Non-white Britons expect substance, not just symbolism from all of the parties on race inequalites.  Survation’s large survey of ethnic minority voters for British Future showed the Conservatives winning more ethnic minority support than ever before – but just 29 per cent of non-white respondents were confident that the Conservatives are committed to treating people of every ethnic background equally, while 54 per cent said this of Labour. Respondents were twice as likely to say that the Conservatives needto do more to reach out – and the Prime Minister would seem to be committed to showing that he has got that message.  Moreover, there is evidence that ethnic inclusion could be important in broadening a party’s appeal to other younger, urban and more liberal white voters too – which is why it made sense for this issue to form part of a broader attempt by David Cameron to colonise the broad centre of British politics in his Manchester speech.

But the case for caution is that there has been limited policy attention to ethnic inequalities under the last two governments. Restaurateur Iqbal Wahhab decided to give up his role chairing an ethnic minority taskforce for successive governments, unconvinced there was a political commitment to do much more than convene a talking shop. Lib Dem equalities minister Lynne Featherstone did push the CV discrimination issue – but many Conservatives were sceptical. Cameron’s new commitment may face similar challenges from those whose instinct is to worry that more attention to discrimination or bias in the jobs market will mean more red tape for business.

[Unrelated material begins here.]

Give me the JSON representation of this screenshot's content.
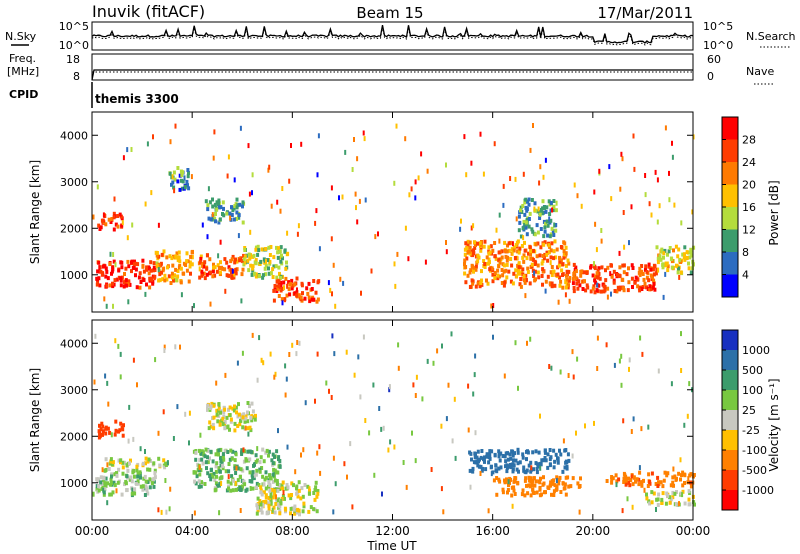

Labour had a separate race inequalities manifesto in 2015, outside of its main election manifesto, while the Conservative manifesto did not contain significant commitments to racial inequality. The mid-campaign launch in Croydon of a series of race equality pledges showed an increasing awareness of the growing importance of ethnic minority votes - though the fact that they all involved aiming for increases of 20 per cent by 2020 gave them a slightly back-of-the-envelope feel. 

Prime Ministerial commitments have an important agenda-setting function. A generation ago the Stephen Lawrence case opened the eyes of middle England to racist violence and police failures, particularly through the Daily Mail’s persistent challenging of those injustices. A Conservative Prime Minister’s words could similarly make a big difference in the mainstreaming of the issue of inequalities of opportunity. What action should follow words? Between now and next year’s party conference season, that must will now be the test for this Conservative government – and for their political opponents too. 

Sunder Katwala is director of British Future and former general secretary of the Fabian Society.